CLINICAL TRIAL UPDATES
🔹 On Nov. 12, Syros Pharmaceuticals announced that its phase 3 SELECT-MDS-1 trial, testing tamibarotene with azacitidine for myelodysplastic syndrome patients with RARA gene overexpression, did not meet its primary endpoint. The complete response rate in the treatment group was 23.8% compared to 18.8% in the control group, but the difference was not statistically significant. Due to this outcome, Syros will discontinue the study, review the data, and determine next steps.
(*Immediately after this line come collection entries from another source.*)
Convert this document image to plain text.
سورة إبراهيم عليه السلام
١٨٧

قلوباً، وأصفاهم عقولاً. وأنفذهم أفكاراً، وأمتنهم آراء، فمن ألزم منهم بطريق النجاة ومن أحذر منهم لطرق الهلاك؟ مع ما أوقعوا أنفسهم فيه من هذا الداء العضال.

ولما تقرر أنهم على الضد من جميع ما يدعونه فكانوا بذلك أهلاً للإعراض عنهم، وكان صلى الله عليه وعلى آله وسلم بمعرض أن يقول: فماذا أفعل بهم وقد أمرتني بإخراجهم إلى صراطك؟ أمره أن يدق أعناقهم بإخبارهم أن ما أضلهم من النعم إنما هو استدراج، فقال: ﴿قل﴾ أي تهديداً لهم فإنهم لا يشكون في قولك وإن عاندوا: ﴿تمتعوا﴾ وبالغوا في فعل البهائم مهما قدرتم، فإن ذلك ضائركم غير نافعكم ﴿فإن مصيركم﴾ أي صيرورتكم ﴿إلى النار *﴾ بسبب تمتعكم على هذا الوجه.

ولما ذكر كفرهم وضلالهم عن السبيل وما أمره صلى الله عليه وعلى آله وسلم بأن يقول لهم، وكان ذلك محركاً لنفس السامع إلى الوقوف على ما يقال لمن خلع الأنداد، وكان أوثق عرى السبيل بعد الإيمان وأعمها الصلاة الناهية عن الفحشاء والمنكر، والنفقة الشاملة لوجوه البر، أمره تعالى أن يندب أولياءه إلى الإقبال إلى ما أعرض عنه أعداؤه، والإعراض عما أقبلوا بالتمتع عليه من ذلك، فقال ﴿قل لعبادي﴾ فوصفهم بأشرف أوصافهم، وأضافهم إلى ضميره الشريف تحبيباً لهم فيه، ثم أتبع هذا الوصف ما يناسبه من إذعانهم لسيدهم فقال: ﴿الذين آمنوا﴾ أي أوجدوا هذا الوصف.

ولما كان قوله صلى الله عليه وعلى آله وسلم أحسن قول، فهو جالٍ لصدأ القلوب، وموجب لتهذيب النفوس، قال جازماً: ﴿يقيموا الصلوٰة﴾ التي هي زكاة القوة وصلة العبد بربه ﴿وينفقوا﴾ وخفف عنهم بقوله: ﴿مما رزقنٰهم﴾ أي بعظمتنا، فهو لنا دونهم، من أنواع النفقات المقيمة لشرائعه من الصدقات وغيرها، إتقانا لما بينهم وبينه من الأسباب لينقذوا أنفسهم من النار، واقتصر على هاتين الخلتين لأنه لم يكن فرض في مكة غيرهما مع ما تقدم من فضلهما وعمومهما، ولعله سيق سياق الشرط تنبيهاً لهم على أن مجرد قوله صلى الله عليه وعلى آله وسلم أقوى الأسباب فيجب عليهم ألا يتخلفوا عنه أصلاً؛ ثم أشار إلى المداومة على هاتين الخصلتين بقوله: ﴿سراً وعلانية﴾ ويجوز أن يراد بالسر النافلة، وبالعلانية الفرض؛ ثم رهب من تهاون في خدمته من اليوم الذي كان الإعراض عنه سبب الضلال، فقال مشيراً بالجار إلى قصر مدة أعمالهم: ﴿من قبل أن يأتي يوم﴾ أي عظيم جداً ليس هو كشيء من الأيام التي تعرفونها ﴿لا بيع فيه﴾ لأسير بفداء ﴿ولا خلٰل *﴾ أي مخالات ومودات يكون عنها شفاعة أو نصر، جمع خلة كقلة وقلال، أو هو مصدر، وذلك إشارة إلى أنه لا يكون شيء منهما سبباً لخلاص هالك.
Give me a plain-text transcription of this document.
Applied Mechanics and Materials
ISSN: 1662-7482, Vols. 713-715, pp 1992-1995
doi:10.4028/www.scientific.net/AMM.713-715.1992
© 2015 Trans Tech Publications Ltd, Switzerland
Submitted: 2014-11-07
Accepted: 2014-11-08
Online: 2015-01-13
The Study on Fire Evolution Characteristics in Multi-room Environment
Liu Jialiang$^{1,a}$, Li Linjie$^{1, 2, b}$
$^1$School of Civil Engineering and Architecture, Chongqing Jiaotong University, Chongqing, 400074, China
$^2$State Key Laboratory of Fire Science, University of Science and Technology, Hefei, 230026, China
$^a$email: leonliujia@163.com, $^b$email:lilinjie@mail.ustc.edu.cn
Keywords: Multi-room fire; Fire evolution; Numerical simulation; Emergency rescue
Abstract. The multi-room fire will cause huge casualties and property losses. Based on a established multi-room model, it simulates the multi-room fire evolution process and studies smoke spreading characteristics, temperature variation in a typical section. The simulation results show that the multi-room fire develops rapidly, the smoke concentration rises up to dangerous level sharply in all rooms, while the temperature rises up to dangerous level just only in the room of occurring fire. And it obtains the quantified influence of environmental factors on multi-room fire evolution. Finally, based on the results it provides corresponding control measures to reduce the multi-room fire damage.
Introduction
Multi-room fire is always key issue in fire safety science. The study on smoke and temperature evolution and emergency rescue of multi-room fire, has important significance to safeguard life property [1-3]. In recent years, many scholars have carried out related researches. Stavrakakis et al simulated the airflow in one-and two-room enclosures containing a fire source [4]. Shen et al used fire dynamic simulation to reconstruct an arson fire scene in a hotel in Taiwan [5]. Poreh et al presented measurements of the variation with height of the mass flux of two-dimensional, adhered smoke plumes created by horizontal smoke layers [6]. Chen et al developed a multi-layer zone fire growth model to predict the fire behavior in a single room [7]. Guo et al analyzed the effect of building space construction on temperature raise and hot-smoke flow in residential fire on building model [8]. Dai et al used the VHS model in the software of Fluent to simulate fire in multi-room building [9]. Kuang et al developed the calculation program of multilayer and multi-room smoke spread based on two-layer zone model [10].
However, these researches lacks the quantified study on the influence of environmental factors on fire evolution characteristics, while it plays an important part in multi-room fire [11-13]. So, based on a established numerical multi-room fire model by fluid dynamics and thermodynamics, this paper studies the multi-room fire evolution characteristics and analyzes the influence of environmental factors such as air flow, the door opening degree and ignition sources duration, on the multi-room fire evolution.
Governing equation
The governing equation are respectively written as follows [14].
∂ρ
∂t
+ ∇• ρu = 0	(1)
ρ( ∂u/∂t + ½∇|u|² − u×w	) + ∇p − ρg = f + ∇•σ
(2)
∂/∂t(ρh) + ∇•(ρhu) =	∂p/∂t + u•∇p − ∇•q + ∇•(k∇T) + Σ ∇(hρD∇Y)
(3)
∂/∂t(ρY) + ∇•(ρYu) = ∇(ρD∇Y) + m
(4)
This failure also triggers a default under its loan with Oxford Finance LLC.
🔹 On Nov. 11, Citius Pharmaceuticals and Citius Oncology announced promising preliminary results from an ongoing phase 1 clinical trial investigating the combination of Keytruda and Lymphir (denileukin diftitox-cxdl) in patients with recurrent solid tumors, particularly gynecological cancers like ovarian, endometrial, and cervical cancer. The trial, which is nearing completion with only three patients left to enroll, showed a 27% objective response rate and a 33% clinical benefit rate. The median progression-free survival for those who achieved clinical benefit was 57 weeks. The chemotherapy-free regimen was well-tolerated, with no serious immune-related adverse events reported. The combination therapy showed promise, especially in patients who had previously failed anti-PD-1 therapy. The phase 1 trial will continue to explore the impact of this combination across a broader range of solid tumor types, with plans to expand research in a phase 2 study.
🔹 On Nov. 9, Ultragenyx Pharmaceutical presented phase 1/2 data for GTX-102, an investigational antisense oligonucleotide, at the 2024 Foundation for Angelman Syndrome Therapeutics (FAST) Global Science Summit. The data demonstrated improvements in cognition and other domains in pediatric patients with Angelman syndrome. The ongoing phase 3 Aspire study, which will enroll about 120 patients, is set to begin by the end of 2024, aiming to assess GTX-102’s efficacy, with a primary focus on cognition. Results from the phase 1/2 study show significant improvement in cognitive scores, suggesting the phase 3 study is well-powered to detect treatment effects. GTX-102 showed a favorable safety profile and has received multiple designations from the FDA and EMA.
🔹 On Nov. 8, Amgen and AstraZeneca reported that Tezspire (tezepelumab-ekko) successfully met both co-primary endpoints in treating chronic rhinosinusitis with nasal polyps in a recent phase 3 trial (WAYPOINT). The study showed that Tezspire significantly reduced nasal polyp size and congestion in patients compared to a placebo, marking a potential new treatment for this inflammatory condition, which often requires corticosteroids or surgery. TEZSPIRE is a monoclonal antibody targeting TSLP, a cytokine involved in airway inflammation, and is already approved for severe asthma. The collaboration between the companies splits costs and revenues, with Amgen handling manufacturing and both sharing commercialization duties in North America.